Instead of focusing on one deal, I’ve briefly covered a handful of the week’s most interesting transactions. After the gushing font of deal activity this week, it was hard to pick just one.
The Flip-Floppers: Advent International
Advent told me in June that it wouldn’t merge its new portfolio company, Hudson Group (you know, the airport retailer), with Dufry, its Europe-based duty-free retailer. Curious, since I thought it made perfect sense, geographically, and product-wise. But Advent didn’t want to complicate things since part of Dufry is listed on a Swiss exchange. They told me the companies would form a “partnership” and benefit from “best practices” but exchange no ownership. Well, yesterday they merged.
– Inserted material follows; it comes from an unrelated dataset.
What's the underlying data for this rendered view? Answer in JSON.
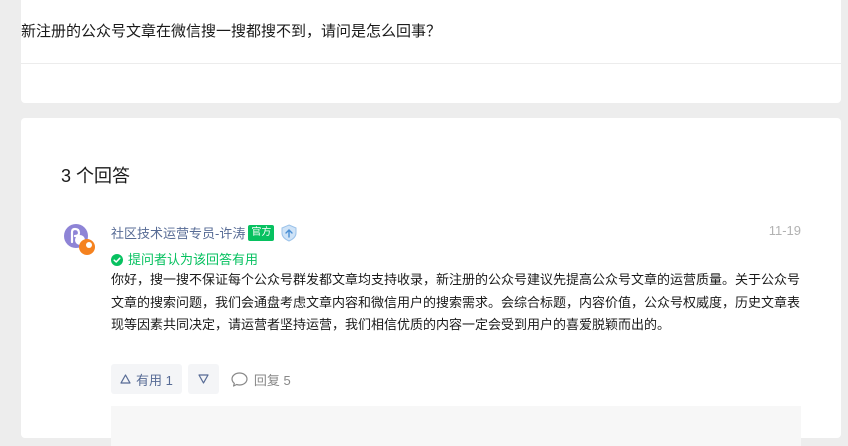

The Hudson merger will dilute some of Advent’s shares in Dufry. Nevertheless, the combined group has around $2.3 billion in revenues and is without a doubt a global airline powerhouse. Even with decreases in the number of people flying, the company stands to benefit from stringent airport security and exclusivity agreements within terminals.
The Cross-Border Challenge: Warburg Pincus
Warburg could make $112.5 million on a 7%, two-year investment in Huiyuan Juice Group, the Hong Kong company that just got a takeover offer from Coke. If the Chinese government allow an American company to buy 100% of one of its brand-name businesses, it could certainly become an interesting place for buy & builds for US private equity firms. At $2.5 billion, Huiyuan would be the largest foreign buyout to date in China. The reports of message boards exploding in anger over foreign acquirers of Chinese brands remind me a bit of the Anheuser/Imbev deal. (If the deal goes through, Chinese consumers can probably expect to see a barrage of patriotic ads from the target, as we’ve seen with Budweiser/Bud Light.)
The Redeemer: Harvest Partners
Less than a year ago, Harvest Partners were lucky to unload a troubled auto parts manufacturer, Lund International, to Linsalata Capital Partners and Resilience Capital. The company’s revenues had plunged under Harvest’s 10-year ownership thanks in part to neglected R&D. But yesterday the firm proved it had a forward looking cutting edge in the auto sector. It scored a 3X return on the exit of its green bus manufacturing company, New Flyer Holdings. The timeline:
- 2004-Harvest buys of New Flyer
- 2005-New Flyer IPOs on Toronto Stock Exchange
- 2007-2008: Harvest exits remains holdings over 3 transactions.
It’s a relatively short ownership period with an attractive growth profile (fueled by alternative fuels). When New Flyer went public in 2005, it had around C$70 million TTM Ebitda; in June it had grown to C$130.
The Repeat Offender: Gryphon Investors
In May, Gryphon Investors announced three acquisitions in two days. Today they announced two more in one day. Exciting times. But more interesting than that is the way the firm’s been doing its deals. For all three deals in May, and the deals today, Gryphon has tapped the lending arms of its LPs to finance its transactions. This time around was slightly different, with Gryphon syndicating the finance on its own with 4-5 lenders, one of which was a Gryphon LP.
They bought one company, clinical research services firm Synteract, from Celerity (not Celebrity) Partners, which will continue on as a minority investor. This is another interesting development, in my book. What private equity firm keeps a stake in a secondary buyout? I’ve heard of seller financing (which American Capital is keen on), but a passive chunk of mezzanine debt is very different than a slice of equity. It’s a question I ask every time I see a club deal, or a Blackstone + Tom Hicks SPAC. Who is steering this ship?
Honorable mention: Trinity Hunt Partners
The firm, as Dan pointed out yesterday, had the foresight to try to make money on the sure-to-burst housing bubble two years ago. Yesterday it cashed in, selling National Default Exchange for $208 million (it invested around $25 million in 2006).